Sunday, September 09, 2018

“UK Could Raise Marriage Age to 18 to Tackle Forced Weddings,”

child bride
GABRIEL BOUYS/AFP/Getty
Government ministers are considering raising the minimum age for marriage in England and Wales from 16, as the phenomenon of children from minority communities being taken abroad for forced weddings intensifies.
Equalities minister Baroness Williams of Trafford and the Home Secretary Sajid Javid are among those working on fighting abuse of minors, which takes many forms but can include forced marriage in ancestral homelands for young British residents, reports The Times.
Normally the marriage age is 18, but 16 and 17-year-olds are allowed to marry with parents’ consent — an important loophole because many forced marriage cases involve family pressure, and the consent of a parent. The newspaper report claims the issue is of particular interest to campaigners now because “the forced marriages of teenagers in Asian communities are often perpetrated by parents”.

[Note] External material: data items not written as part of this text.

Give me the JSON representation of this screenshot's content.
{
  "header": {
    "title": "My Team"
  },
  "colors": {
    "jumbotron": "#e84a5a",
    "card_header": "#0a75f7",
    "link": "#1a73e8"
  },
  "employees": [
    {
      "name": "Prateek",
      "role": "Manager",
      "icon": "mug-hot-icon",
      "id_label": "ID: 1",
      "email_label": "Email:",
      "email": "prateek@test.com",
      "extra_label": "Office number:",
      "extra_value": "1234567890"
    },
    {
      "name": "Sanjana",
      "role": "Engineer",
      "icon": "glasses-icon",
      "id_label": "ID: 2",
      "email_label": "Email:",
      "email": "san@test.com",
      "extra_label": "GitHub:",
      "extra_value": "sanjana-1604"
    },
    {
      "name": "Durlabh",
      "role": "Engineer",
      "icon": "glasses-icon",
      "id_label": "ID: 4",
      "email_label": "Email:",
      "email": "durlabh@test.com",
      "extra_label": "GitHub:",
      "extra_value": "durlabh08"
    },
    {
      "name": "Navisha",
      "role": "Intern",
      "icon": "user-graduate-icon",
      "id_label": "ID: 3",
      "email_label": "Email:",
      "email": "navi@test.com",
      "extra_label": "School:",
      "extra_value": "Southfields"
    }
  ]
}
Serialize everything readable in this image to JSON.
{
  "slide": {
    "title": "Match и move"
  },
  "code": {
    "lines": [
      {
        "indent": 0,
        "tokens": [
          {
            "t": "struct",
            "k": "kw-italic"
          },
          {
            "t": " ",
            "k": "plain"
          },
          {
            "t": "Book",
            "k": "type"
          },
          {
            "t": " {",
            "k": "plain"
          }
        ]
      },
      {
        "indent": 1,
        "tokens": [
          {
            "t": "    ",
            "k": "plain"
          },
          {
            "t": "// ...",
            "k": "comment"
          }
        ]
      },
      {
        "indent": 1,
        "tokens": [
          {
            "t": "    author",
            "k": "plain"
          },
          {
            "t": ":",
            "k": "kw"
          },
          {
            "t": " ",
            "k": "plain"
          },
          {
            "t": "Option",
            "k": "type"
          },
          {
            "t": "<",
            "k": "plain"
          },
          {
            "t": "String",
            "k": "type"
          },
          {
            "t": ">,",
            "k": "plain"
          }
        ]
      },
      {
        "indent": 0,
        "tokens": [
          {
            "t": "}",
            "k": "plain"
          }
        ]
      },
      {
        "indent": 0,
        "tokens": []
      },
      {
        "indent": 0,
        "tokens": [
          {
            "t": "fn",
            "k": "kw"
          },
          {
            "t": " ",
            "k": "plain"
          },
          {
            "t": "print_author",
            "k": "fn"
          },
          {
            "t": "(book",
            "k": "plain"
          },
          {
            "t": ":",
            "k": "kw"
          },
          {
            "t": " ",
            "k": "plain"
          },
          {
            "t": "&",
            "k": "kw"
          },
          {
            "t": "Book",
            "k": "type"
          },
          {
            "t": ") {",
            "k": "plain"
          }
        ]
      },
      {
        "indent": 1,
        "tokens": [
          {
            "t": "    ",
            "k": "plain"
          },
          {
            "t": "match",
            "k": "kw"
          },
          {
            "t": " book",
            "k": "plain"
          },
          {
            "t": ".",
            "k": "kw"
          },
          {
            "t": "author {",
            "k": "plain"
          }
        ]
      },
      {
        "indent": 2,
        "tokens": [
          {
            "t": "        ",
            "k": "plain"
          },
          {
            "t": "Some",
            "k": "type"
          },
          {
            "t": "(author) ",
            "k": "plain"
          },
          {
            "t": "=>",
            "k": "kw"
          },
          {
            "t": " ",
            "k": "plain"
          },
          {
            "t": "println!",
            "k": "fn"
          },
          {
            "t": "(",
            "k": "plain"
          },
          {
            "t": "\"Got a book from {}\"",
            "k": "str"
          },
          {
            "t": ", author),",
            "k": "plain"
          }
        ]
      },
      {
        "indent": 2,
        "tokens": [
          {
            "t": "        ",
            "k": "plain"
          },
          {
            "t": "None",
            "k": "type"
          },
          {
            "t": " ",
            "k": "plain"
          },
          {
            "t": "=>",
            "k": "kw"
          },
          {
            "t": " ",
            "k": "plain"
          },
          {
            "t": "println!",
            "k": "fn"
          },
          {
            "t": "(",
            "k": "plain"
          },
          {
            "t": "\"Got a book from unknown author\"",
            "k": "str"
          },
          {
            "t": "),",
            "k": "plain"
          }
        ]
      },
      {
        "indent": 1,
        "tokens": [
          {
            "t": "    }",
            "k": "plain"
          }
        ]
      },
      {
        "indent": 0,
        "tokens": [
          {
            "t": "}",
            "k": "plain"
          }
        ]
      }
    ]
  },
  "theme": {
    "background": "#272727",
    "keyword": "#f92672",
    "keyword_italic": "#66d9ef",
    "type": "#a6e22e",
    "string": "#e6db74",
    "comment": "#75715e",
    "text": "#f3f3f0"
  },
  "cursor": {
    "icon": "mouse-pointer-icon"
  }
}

Speaking at a House of Lords committee Wednesday, Baroness Williams responded to whether the government would review the law to make it easier to tackle forced marriages, saying: “I will certainly bring that point back because [it] is absolutely right to be concerned about it.”
Breitbart London reported in August on the abuse of young people in minority communities, with the government accused of turning a blind eye to the forced marriage, rape, and even impregnation of British-resident girls when taken abroad by family, often during school holidays. Instead of punishing those responsible, in potentially hundreds of cases, the rapists were given British visas to join their young brides instead.
While the British government logged 1,200 forced marriage cases in 2017, one forced marriage support charity said it received almost 13,000 calls for help to its hotline in just one year.
Despite the extremely small number of forced marriage cases actually going to court, with just 80 individuals charged and three convicted in the past three years, there have been some efforts to help children taken abroad for abuse.
Targeting those facing female genital mutilation and forced marriage, British police warned children before the summer holidays about the risk of being exposed to “honour-based violence”. Working under operation Limelight and others, officers were deployed to airports and children advised to hide a spoon in their underwear to deliberately set off metal detectors and bring the attention of the authorities to themselves.
It is naive to think that raising the minimum age of marriage will have any significant effect on forced child marriage, which is considered to be an acceptable practice in keeping with Islamic teachings. Last month, a British police officer asked if it as “acceptable for an Iraqi man to date a 12-year-old girl because he wanted to be ‘culturally sensitive.'” Difficult to imagine a police officer asking such a question about paedophilia.
One wonders what the UK could have possibly expected with its wide-open borders, except the importation of normative Islamic practices that it is ill-prepared to contend with. The UK has a long way to go to correct its many colossal mistakes in dealing with this problem, beginning with scrapping Sharia courts, which operate beyond the reach of British law, managing its borders, and restoring free speech and the equality of rights of all people before the law.